Use Kmet as an example. He was the TE7 and averaged just 4.0 targets a game (69), and the collective average of the top 12, including Travis Kelce’s 152 targets, was 5.1 per game.
At a position lacking difference-making players, we have one of the most athletic guys entering his second year off of the second-highest target/route rate that will be the No. 2 target in a team devoid of pass catchers and will blow away all of his usage metrics.
What else could you want in a breakout profile? My early projections have Okonkwo finishing as a TE1 with around 60-65 receptions for 725-775 yards and 4-5 touchdowns.

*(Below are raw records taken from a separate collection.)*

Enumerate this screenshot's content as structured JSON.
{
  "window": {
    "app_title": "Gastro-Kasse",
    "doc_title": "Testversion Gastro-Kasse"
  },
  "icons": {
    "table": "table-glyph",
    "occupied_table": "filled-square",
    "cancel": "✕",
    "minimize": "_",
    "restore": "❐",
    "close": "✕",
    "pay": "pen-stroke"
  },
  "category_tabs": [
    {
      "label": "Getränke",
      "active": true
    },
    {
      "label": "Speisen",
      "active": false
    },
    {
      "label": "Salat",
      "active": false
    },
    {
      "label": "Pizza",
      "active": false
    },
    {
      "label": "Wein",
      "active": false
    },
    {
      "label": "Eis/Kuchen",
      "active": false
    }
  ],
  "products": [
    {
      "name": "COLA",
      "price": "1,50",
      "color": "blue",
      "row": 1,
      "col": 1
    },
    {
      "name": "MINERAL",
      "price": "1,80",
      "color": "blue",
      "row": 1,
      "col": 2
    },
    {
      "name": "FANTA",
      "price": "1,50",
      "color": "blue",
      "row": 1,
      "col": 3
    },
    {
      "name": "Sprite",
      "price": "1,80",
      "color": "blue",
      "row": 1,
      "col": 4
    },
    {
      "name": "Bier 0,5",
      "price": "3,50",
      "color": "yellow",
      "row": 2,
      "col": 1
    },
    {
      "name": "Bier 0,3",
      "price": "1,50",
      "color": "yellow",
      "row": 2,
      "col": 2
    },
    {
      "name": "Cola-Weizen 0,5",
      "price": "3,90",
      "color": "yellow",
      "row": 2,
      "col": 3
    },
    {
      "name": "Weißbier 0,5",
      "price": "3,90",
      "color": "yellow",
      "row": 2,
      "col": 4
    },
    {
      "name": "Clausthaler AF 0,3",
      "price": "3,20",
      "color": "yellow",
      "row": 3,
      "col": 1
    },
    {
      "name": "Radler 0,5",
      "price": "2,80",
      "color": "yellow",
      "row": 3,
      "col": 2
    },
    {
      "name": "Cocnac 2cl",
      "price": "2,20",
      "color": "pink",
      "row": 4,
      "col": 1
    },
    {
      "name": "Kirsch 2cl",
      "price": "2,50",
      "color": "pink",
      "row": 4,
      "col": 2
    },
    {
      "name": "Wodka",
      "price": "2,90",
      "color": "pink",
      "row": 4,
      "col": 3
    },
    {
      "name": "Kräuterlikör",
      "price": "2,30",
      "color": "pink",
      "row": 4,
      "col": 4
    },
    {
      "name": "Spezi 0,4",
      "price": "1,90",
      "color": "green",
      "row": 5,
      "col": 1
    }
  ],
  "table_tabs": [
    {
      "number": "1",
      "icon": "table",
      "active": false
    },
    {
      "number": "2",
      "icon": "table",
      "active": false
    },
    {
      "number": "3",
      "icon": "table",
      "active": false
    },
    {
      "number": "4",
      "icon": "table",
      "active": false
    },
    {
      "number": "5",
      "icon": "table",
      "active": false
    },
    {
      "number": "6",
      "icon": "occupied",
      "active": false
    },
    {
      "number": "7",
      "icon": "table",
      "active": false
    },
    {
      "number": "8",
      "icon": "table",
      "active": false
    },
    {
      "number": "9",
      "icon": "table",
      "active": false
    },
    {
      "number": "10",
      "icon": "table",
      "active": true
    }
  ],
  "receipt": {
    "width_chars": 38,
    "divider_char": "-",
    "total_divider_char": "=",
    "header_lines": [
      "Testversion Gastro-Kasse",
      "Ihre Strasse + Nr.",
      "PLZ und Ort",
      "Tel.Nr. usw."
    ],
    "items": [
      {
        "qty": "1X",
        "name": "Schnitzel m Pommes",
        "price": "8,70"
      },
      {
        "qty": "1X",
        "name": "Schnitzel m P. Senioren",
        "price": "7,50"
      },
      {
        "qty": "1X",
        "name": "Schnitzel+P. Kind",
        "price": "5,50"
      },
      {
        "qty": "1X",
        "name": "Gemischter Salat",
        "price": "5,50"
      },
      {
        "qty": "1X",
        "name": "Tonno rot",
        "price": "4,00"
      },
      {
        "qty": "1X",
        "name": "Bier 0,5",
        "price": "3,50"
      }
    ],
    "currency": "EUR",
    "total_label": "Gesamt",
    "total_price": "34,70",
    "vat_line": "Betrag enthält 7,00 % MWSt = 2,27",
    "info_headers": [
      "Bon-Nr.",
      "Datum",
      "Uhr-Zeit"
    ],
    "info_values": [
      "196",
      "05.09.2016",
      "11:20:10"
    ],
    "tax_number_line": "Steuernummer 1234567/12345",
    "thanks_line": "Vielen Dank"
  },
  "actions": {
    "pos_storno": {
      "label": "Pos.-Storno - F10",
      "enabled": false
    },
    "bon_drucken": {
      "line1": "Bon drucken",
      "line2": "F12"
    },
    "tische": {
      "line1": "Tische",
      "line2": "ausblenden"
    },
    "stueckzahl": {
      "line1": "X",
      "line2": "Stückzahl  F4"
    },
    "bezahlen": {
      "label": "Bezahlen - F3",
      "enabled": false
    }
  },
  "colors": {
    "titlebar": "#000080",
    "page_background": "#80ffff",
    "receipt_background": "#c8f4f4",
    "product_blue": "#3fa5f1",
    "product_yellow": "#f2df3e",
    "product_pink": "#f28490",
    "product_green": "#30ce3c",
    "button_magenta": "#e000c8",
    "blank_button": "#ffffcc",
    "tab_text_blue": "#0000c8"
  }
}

Should You Draft Chigoziem Okonkwo This Year?
The larger hangup is not the potential upside for Okonkwo but where he could go in fantasy football drafts as more and more managers clue in on his potential upside.
So far, Okonkwo sits in a strange middle zone that has Okonwko coming off the board as the TE15 with an ADP in the late 140s, which would place him just on the cusp of a Round 12/13 selection.
But there is significant variance in his ADP across sites. On some, he is going around 120th, but on others, as late as 169. That will be something we likely expect to carry over into the primary draft season, as it just takes one manager to have Okonkwo as their breakout or “my guy” for them to reach a round or even two above his ADP to ensure they have him on their roster.
While we are paying a premium for someone who has not “done it” yet, if you opt to wait on the position, Okonkwo in the 11th or 12th round is still fantastic value.
He is going in a range where there are no proven players or guys with shaky outlooks like Devon Achane, Elijah Moore, Odell Beckham Jr., and Zach Charbonnet.
If I do choose to wait on drafting my TE and pass on Kelce, Mark Andrews, and T.J. Hockenson, then Okonkwo will be my default late-round TE selection that I would be willing to take off the board as soon as guys like David Njoku, Pat Freiermuth, and Dalton Schultz are off the board. For me, Okonkwo should go right with this group.